Майор взял трубку аппарата и принялся набирать номер:
– Не дозвониться. Не подходят к трубке.
– Поехали!
Вышли на крыльцо, у которого уже стояла полуторка, куда поспешно загружалось отделение автоматчиков.
– Езжай за мной, – скомандовал Тимофей водителю, – я в полуторке.
– Хорошо, – сказал водитель и устремился к «Виллису».
* * *
– Толпой не идем, – предупредил Свиридов, когда они вышли из избы.
Похоже, что майор ничего не имел против роли второго плана, но все-таки не мешало одним взглядом присматривать и за ним. Была в его крупных, чуток навыкате глазах какая-то шальная удаль. Требовалось немало характера, чтобы выдержать его взор. Его взгляд был настолько тяжелым, что мог вбивать гвозди по самую шляпку.
– Как скажешь, – согласился майор.
– Вы втроем идете впереди, а мы с майором позади.
Майор неодобрительно хмыкнул:
– Ну-ну, старший лейтенант, вижу, что ты не доверяешь мне. Ну и ладно…
– Выходим на дорогу.
В деревушку, состоящую сплошь из бабьего населения, заглядывали мужчины редко, а потому всякая встречная баба заглядывала им в лица, как если бы хотела увидеть давнего знакомого из прошлой довоенной жизни, а то вдруг узреть милого дружка. Непременно оборачивалась, проверяя, справно ли идут мужички. И, убедившись, что никто из них не запнулся и не упал, топала до дома.
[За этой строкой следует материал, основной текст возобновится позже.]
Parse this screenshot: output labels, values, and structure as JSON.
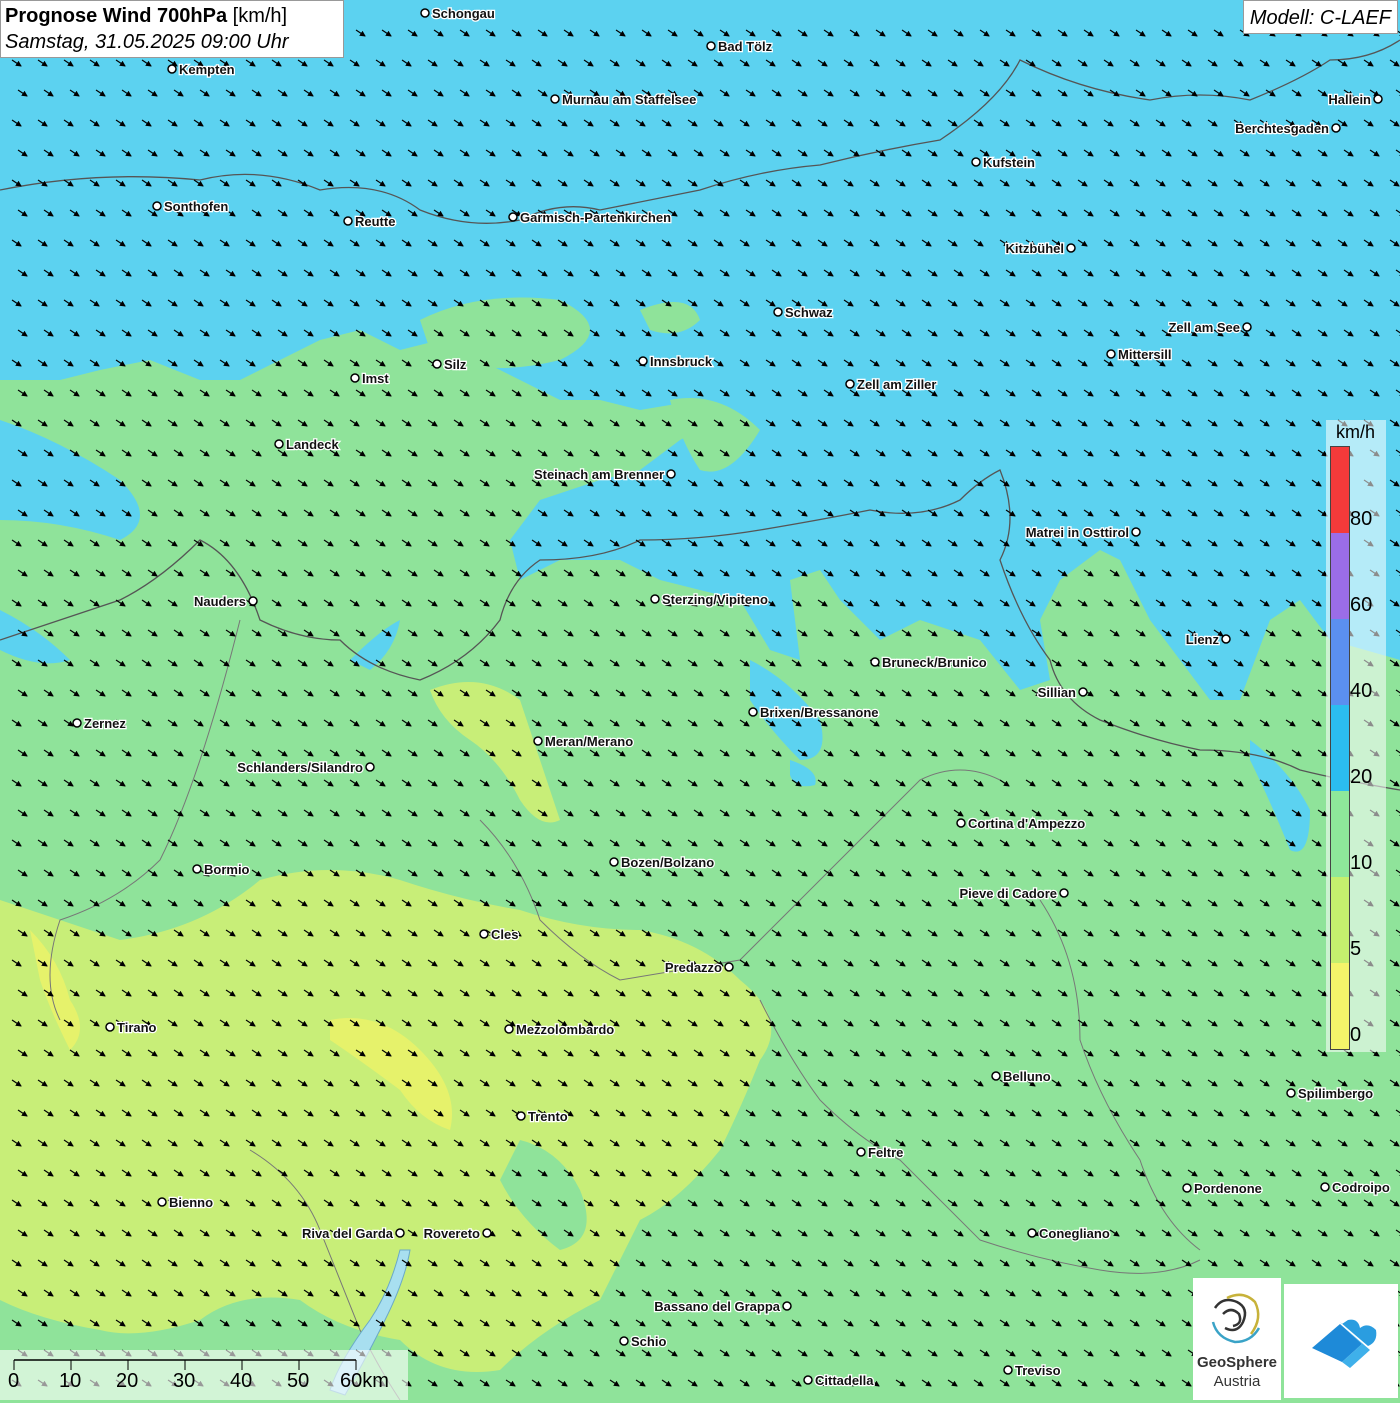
{
  "header": {
    "title_bold": "Prognose Wind 700hPa",
    "title_unit": "[km/h]",
    "datetime": "Samstag, 31.05.2025 09:00 Uhr"
  },
  "model_label": "Modell: C-LAEF",
  "legend": {
    "unit": "km/h",
    "ticks": [
      "80",
      "60",
      "40",
      "20",
      "10",
      "5",
      "0"
    ],
    "colors": [
      "#f43a3a",
      "#9b6de8",
      "#5b8ff0",
      "#2bbdf0",
      "#8ee89a",
      "#c5f06e",
      "#f5f56a"
    ]
  },
  "scalebar": {
    "labels": [
      "0",
      "10",
      "20",
      "30",
      "40",
      "50",
      "60km"
    ]
  },
  "logos": {
    "geosphere_line1": "GeoSphere",
    "geosphere_line2": "Austria"
  },
  "cities": [
    "Schongau",
    "Bad Tölz",
    "Kempten",
    "Murnau am Staffelsee",
    "Hallein",
    "Berchtesgaden",
    "Kufstein",
    "Sonthofen",
    "Reutte",
    "Garmisch-Partenkirchen",
    "Kitzbühel",
    "Schwaz",
    "Zell am See",
    "Innsbruck",
    "Mittersill",
    "Silz",
    "Imst",
    "Zell am Ziller",
    "Landeck",
    "Steinach am Brenner",
    "Matrei in Osttirol",
    "Nauders",
    "Sterzing/Vipiteno",
    "Lienz",
    "Bruneck/Brunico",
    "Sillian",
    "Brixen/Bressanone",
    "Zernez",
    "Meran/Merano",
    "Schlanders/Silandro",
    "Cortina d'Ampezzo",
    "Bozen/Bolzano",
    "Bormio",
    "Pieve di Cadore",
    "Cles",
    "Predazzo",
    "Tirano",
    "Mezzolombardo",
    "Belluno",
    "Spilimbergo",
    "Trento",
    "Feltre",
    "Pordenone",
    "Codroipo",
    "Bienno",
    "Riva del Garda",
    "Rovereto",
    "Conegliano",
    "Bassano del Grappa",
    "Schio",
    "Treviso",
    "Cittadella"
  ],
  "wind_arrow_direction": "south-east"
}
Вышли к проселочной дороге, по обе стороны которой возвышались многовековые сосны, совершенно пустынной в вечерний час. Сначала прокатил трофейный дребезжащий мотоцикл с коляской, за рулем которого сидел молодой и лихой старшина с двумя орденами Красного Знамени на кителе, а потом несколькими минутами позже запылил «Студебеккер», груженный какими-то ящиками, укрытыми колыхавшимся на ветру брезентом.
Не иначе как снаряды вез.
– Ждем, – сказал Свиридов, отступив на шаг на обочину.
Остальные, спрятавшись за деревья, поделились папиросками, как это бывает у добрых боевых товарищей, сосредоточенно закурили. С некоторой опаской стали поглядывать на небо, которое все более хмурилось и затягивалось непрозрачной серой пеленой. Не иначе как к дождю.
Минут через десять послышался шум мотора, а затем из-за поворота на узкой проселочной дороге показался «Додж».
Свиридов вышел на дорогу и принялся яростно размахивать руками. Автомобиль просигналил, заставляя отойти в сторону, Михаил продолжал уверенно идти навстречу. Наконец «Додж» остановился.
– Ты чего встал? – выглянул из салона молодой водитель. – Отойди в сторону, дай дорогу!
– Послушай, браток, – продолжал приближаться Свиридов, – подкинь до Гжатска. Нога у меня болит после ранения.
– Не велено нам подсаживать. Отойди с дороги, старший лейтенант! – Видно, почувствовав что-то неладное, приоткрыл широко дверцу, демонстрируя серьезные намерения, предупредил: – Стрелять буду!
– Да ты сдурел, что ли? – вполне искренне подивился Свиридов. – За что стрелять-то? Ты в фашистов стреляй, а не в боевого офицера.
– Я имею право стрелять на поражение. Отойди с дороги! – Водитель вышел из-за двери и направил автомат на приближающегося старшего лейтенанта. – У меня приказ!
– Ну пойми ты меня, мил человек…
В лице водителя было нечто такое, что невольно заставляло поверить в сказанное. Несмотря на вызывающую молодость, наверняка успел побывать на передовой, и приближающейся офицер представлялся ему удобной мишенью, причем настолько, что даже стрелять было жаль.
А вот и напрасно!
– Машина…
Договорить водитель не успел. Тишину леса расколол сухой одиночный выстрел. Аукнулся звуком расколотого ореха и умолк в глубине чащи.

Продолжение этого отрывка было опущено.